The wheat used in the buns is a new high-yielding dwarf variety, developed a few decades ago by Norman Borlaug during the "Green Revolution" (which has solved no problems that I'm aware of, but has created many).  It now contains a brand new protein in part of the gluten chain (gliadin), which is believed to be a likely culprit in the widespread emergence of gluten intolerance.  The same intolerance which sent me to the emergency room to the tune of several thousand dollars when my esophagus swelled from an allergic reaction.  The flip side of this is that much of the intolerance is likely a result of glyphosate use as well -- which as I just noted is also responsible for the decline in intestinal flora.  Antibiotic use also plays a likely role (as it likely did with my own gluten intolerance).

Let's move on to the corn and soy, which greatly dominate all farms here in the midwest.   These manifest in the sandwich's meat, or milk (for the cheese), for which they provide the livestock feed.  The corn was most likely also sprayed with Atrazine, a potent endocrine disruptor suspected of causing a number of different metabolic problems as well as breast and prostate cancer, and which is found in harmful levels in most midwest drinking water.   Strangely enough, it's banned for use in the home country of the manufacturer (Germany) and most of europe for precisely this reason.

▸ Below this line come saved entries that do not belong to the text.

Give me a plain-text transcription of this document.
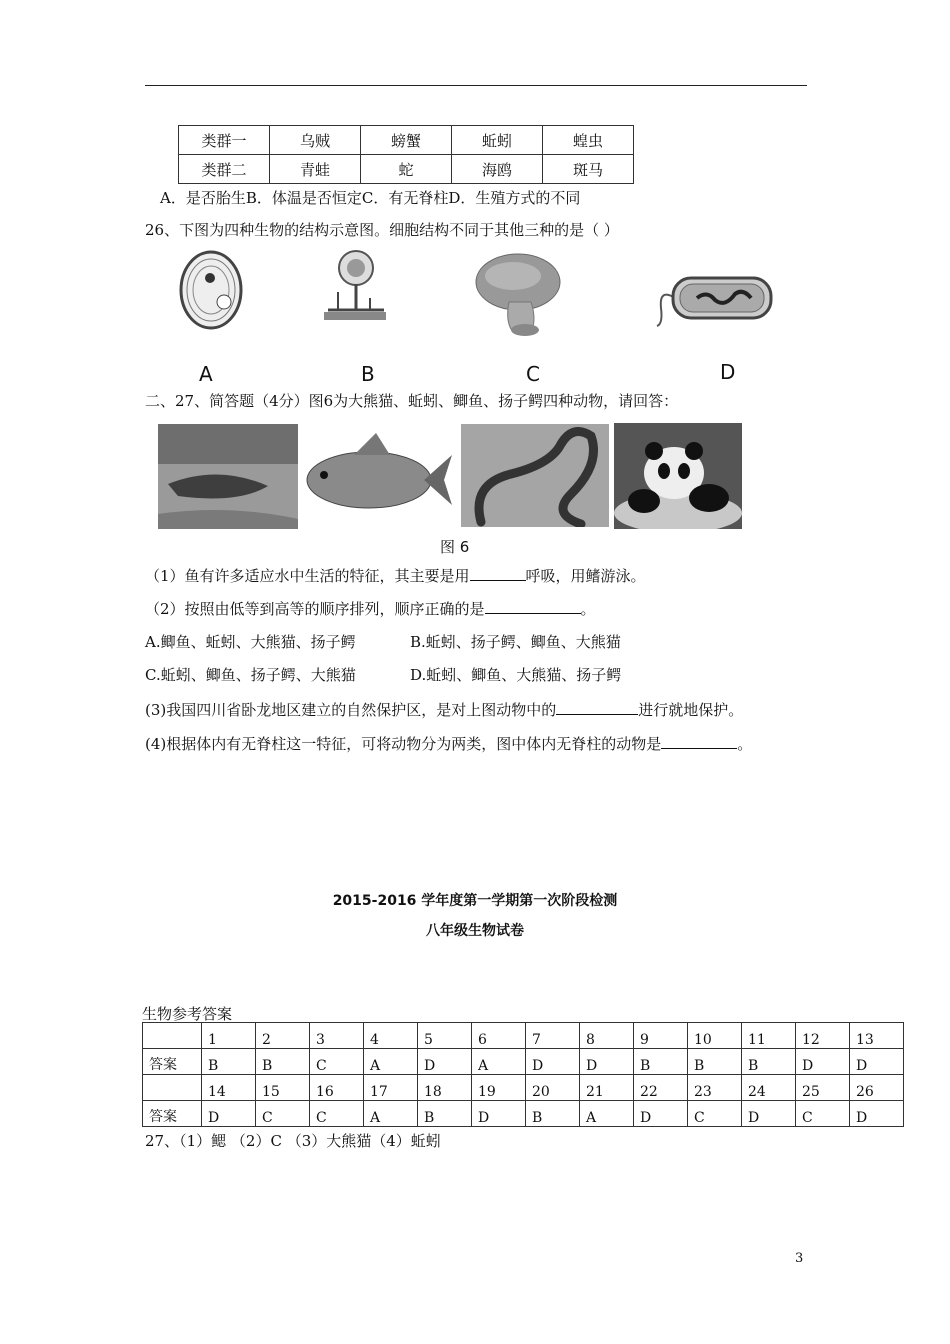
类群一	乌贼	螃蟹	蚯蚓	蝗虫
类群二	青蛙	蛇	海鸥	斑马
A．是否胎生B．体温是否恒定C．有无脊柱D．生殖方式的不同
26、下图为四种生物的结构示意图。细胞结构不同于其他三种的是（ ）
A	B	C	D
二、27、简答题（4分）图6为大熊猫、蚯蚓、鲫鱼、扬子鳄四种动物，请回答：
图 6
（1）鱼有许多适应水中生活的特征，其主要是用	呼吸，用鳍游泳。
（2）按照由低等到高等的顺序排列，顺序正确的是	。
A.鲫鱼、蚯蚓、大熊猫、扬子鳄	B.蚯蚓、扬子鳄、鲫鱼、大熊猫
C.蚯蚓、鲫鱼、扬子鳄、大熊猫	D.蚯蚓、鲫鱼、大熊猫、扬子鳄
(3)我国四川省卧龙地区建立的自然保护区，是对上图动物中的	进行就地保护。
(4)根据体内有无脊柱这一特征，可将动物分为两类，图中体内无脊柱的动物是	。
2015-2016 学年度第一学期第一次阶段检测
八年级生物试卷
生物参考答案
	1	2	3	4	5	6	7	8	9	10	11	12	13
答案	B	B	C	A	D	A	D	D	B	B	B	D	D
	14	15	16	17	18	19	20	21	22	23	24	25	26
答案	D	C	C	A	B	D	B	A	D	C	D	C	D
27、（1）鳃 （2）C （3）大熊猫（4）蚯蚓
3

So the corn and soy are animal feed, and are almost invariably fed to hogs, chickens, and cattle in CAFOs (confined animal feeding operations).   This is done because it's the cheapest way to raise livestock, at least so long as the diesel fuel keeps flowing.  There are a few downsides, aside from the obvious cruelty of crowded and unnatural conditions.   Concentrated populations of animals are highly susceptible to diseases, requiring the regular use of antibiotics, which leads to the antibiotic resistance that now regularly kills people in hospitals.  A friend of ours has a daughter who was nearly killed by a MRSA infection -- from a superficial scratch on her cheek.

Finally, we come to the veggies.   As a result of the requirement for near-perfect appearance, most vegetable crops in the US are subjected to heavy insecticide use, often being in the dangerous class of organo-phosphate pesticides.   Living in a rural area where such pesticides are often used results in an 80% increase in chances of developing parkinson's disease.  Workers in these fields (typically California or Florida) are regularly exposed to the pesticides, yielding horrible birth defects, as with the "Immokalee Three".  They've also been shown to end up in the bodies of people eating them at brain damaging levels, such as one study of Mercer Island (that's Bill Gate's neighborhood near Seattle) children showed.

So how do we solve these problems?   To sum it up, we need to de-industrialize our food system (and our entire society, but that's a topic for another day).  Remove the centralization.   Stop eating fast food (which as a matter of cost essentially *requires* the industrialized model).   Buy your food from small producers who (unlike large industrial producers) look you in the eye when they sell you a product, and who are more likely to have a conscience.   Buy meats and milk from animals that are pastured rather than fed chemically grown diets of grain.  Yes, it'll seem expensive, if you can ignore the externalized costs of the current system.